Ask Pat Tillman. There is an entire Military Association of Atheists and Freethinkers too. And then there is me (although I wasn't ever in a foxhole, I did my combat from 30,000 feet).
The saying comes from a misconception or personal projection that great stress will cause people to retreat to something comfortable. I can personally state that in combat situations, any "thought of deities" would have resulted in me dying as opposed to actually doing the job at hand.
Austin Cline who writes numerous essays on this at about.com says a few things about this
If it isn't true that there are no atheists in foxholes and that many theists leave their foxholes as atheists, why does the above myth persist? It certainly can't be employed as an argument against atheism — even if it were true, that would not mean that atheism is unreasonable or theism valid. To suggest otherwise would be little more than an ad hominem fallacy.
Is the claim that there are no atheists in foxholes meant to imply that atheists aren't "really" nonbelievers and actually harbor a secret belief in God? Perhaps, but it is a false implication and can't be taken seriously. Is it meant to imply that atheism is inherently "weak" while theism represents "strength?" Once again, that may be the case — but it would also be a false implication.

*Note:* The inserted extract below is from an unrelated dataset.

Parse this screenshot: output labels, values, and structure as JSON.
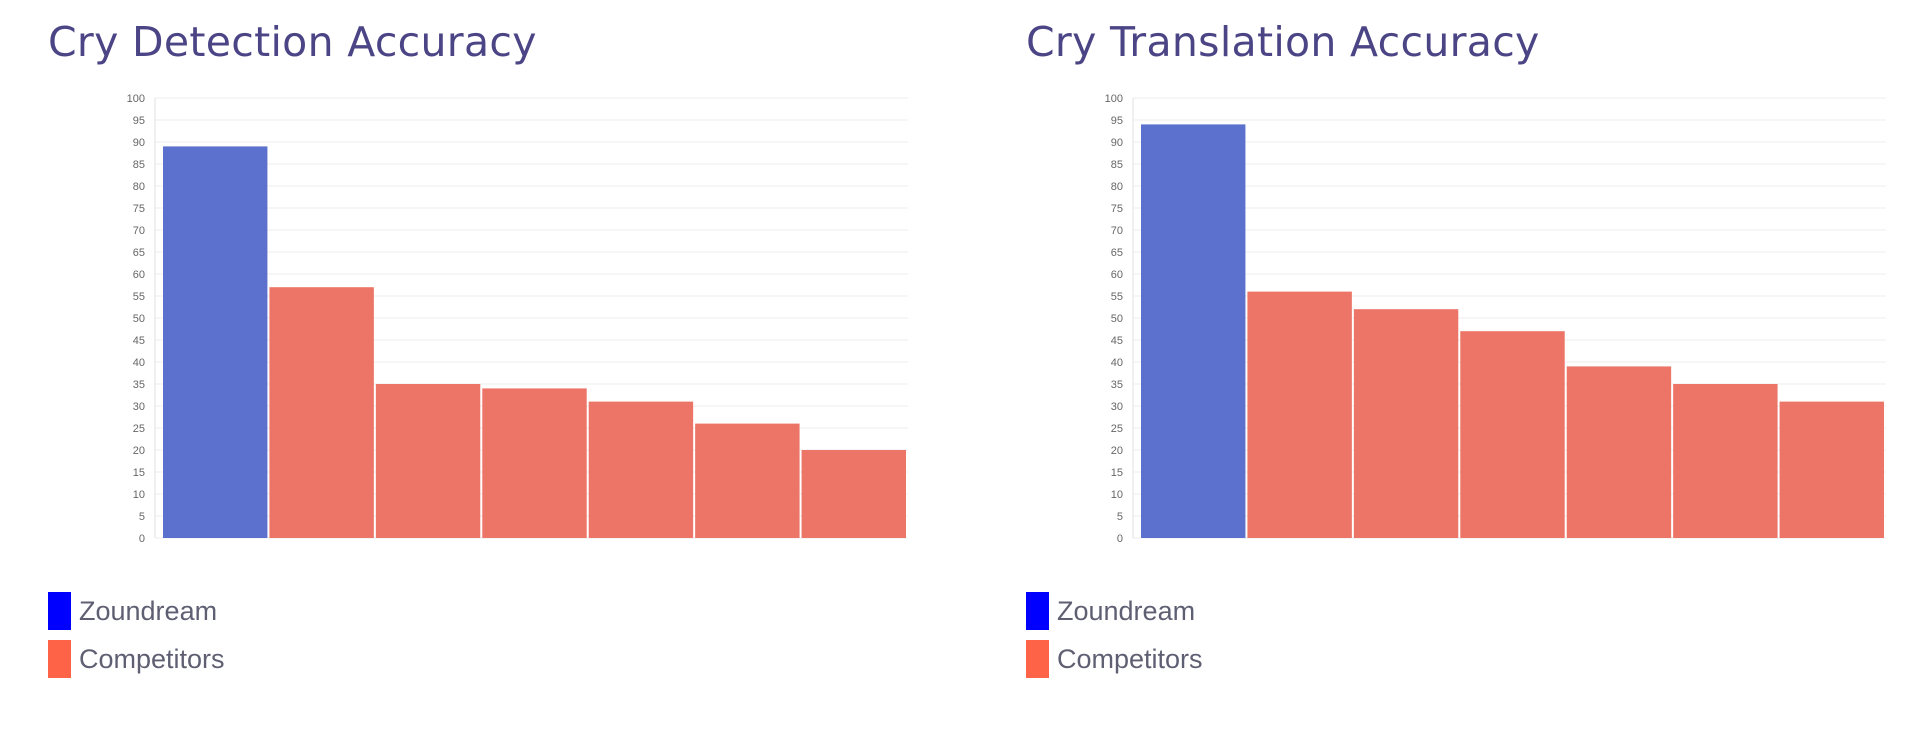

Regardless of the actual reasons for any particular theist to claim that there are no atheists in foxholes, it simply isn't true and should be rejected before the discussion goes any further.

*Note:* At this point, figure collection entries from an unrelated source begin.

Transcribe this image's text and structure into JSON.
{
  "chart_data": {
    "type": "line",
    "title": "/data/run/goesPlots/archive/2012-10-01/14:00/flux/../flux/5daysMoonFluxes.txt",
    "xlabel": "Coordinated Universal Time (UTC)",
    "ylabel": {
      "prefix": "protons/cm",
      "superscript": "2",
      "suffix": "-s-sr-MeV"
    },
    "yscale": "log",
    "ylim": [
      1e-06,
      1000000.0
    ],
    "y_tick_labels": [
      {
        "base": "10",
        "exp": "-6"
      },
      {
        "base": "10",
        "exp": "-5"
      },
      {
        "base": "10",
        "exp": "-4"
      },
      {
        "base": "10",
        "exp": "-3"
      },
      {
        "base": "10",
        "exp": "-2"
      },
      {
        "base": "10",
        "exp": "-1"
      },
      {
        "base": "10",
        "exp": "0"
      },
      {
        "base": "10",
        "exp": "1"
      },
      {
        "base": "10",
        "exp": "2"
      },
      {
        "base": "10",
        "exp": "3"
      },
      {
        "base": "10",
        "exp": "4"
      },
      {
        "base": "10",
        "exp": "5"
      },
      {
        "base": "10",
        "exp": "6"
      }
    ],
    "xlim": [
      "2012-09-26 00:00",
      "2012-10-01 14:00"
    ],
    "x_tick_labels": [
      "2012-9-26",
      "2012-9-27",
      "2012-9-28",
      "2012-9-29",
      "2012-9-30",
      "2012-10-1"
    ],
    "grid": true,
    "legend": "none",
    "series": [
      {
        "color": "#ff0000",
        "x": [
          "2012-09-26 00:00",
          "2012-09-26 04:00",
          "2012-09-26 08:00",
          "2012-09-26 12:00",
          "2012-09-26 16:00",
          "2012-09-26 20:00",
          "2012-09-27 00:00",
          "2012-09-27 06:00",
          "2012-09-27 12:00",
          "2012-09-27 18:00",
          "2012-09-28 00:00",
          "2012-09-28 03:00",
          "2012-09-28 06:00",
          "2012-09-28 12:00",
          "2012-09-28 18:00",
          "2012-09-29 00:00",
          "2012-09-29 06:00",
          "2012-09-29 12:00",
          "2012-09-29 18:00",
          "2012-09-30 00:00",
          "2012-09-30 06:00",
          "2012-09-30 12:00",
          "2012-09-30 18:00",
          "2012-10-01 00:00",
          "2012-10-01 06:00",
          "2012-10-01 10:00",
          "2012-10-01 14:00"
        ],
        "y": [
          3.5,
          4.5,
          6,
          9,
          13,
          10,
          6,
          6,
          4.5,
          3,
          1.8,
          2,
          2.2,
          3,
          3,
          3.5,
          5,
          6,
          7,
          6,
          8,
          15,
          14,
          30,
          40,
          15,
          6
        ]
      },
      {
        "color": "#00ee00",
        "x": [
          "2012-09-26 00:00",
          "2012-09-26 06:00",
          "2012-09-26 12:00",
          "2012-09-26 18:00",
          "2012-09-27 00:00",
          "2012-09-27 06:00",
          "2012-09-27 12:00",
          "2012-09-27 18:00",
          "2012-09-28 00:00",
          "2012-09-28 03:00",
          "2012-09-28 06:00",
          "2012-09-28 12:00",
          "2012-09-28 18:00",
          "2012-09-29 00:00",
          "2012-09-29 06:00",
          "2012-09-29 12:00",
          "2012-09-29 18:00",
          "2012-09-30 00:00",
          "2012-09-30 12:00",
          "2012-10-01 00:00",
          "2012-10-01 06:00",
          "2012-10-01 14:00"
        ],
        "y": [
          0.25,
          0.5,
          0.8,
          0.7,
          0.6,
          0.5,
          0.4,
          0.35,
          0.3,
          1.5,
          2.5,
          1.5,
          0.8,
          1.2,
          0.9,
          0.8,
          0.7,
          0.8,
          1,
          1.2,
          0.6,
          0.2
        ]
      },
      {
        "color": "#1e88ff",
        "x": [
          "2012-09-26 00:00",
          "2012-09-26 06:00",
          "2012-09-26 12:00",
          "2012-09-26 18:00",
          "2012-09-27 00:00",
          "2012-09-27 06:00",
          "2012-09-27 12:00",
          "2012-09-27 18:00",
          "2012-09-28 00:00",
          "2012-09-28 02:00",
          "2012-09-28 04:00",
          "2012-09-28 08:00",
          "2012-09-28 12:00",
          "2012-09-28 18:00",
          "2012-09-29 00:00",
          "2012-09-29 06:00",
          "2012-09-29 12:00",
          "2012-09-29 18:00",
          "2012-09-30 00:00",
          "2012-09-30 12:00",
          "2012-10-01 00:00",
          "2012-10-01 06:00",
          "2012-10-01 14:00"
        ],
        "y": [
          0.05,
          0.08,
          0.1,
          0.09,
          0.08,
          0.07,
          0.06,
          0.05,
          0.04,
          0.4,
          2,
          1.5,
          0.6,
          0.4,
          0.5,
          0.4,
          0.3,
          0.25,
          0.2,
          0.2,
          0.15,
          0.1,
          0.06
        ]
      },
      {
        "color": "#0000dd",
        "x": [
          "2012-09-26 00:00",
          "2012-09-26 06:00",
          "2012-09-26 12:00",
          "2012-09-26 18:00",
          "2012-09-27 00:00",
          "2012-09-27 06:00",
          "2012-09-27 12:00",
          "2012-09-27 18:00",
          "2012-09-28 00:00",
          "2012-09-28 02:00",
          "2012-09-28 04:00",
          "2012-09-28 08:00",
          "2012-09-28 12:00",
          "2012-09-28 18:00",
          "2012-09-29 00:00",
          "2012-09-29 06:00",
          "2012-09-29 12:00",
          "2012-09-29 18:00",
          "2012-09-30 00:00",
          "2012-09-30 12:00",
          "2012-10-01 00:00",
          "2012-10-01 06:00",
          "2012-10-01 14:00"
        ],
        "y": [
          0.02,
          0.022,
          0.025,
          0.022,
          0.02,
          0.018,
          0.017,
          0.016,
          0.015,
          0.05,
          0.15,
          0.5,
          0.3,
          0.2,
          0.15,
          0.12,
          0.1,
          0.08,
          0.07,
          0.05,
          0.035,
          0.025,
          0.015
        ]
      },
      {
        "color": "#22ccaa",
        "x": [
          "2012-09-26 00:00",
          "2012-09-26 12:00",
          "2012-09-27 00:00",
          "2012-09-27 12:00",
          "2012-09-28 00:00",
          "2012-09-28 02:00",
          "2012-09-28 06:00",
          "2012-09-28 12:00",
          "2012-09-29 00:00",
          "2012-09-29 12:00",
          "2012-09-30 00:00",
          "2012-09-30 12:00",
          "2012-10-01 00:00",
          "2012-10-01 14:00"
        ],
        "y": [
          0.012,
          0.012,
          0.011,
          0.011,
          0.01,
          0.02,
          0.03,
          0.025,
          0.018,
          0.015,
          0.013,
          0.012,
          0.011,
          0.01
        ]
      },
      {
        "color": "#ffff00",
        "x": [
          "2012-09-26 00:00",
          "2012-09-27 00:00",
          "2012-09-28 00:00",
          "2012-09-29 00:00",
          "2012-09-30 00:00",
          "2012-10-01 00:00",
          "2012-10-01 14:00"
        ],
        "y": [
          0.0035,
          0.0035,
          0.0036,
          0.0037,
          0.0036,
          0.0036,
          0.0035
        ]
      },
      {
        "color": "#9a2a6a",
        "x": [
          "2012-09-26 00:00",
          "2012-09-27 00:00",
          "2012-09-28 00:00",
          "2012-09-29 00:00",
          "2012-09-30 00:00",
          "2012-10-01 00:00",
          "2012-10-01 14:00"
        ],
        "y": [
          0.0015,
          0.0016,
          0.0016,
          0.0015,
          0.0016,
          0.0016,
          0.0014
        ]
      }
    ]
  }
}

I did find this paper (PDF) that has this as an abstract:
Recent research has focused on motivational bases of political ideology. It is plausible
that similar factors may drive the formation of religious ideology. Though explanations
of the existence of religious beliefs in terms of their satisfaction of psychological needs
date back centuries, limited empirical research exists linking motivated reasoning to
religious belief. I thoroughly review existing research on the role of motivation in the
formation of religious belief systems, specifically research related to the relationship
between fear of death and afterlife belief. Then I present the results of two original,
experimental studies investigating the hypothesis that fear of death leads to greater
religious belief. In Study 1, participants who were asked to write short essays about death
reported greater belief in an afterlife than did participants who wrote essays on a neutral
topic. Study 2 replicated this finding and also showed that increased fear of death leads to
greater belief in God. The results of the studies suggest that a more parsimonious
motivated reasoning account may explain the relationship between fear of death and
afterlife belief better than one based on Terror Management Theory. Taken together,
findings support the notion that some religious beliefs can be usefully explained in
That said, it does not validate the saying per se, however does show that some may be motivated by fear of death. Hopefully that is more in line with what you are looking for.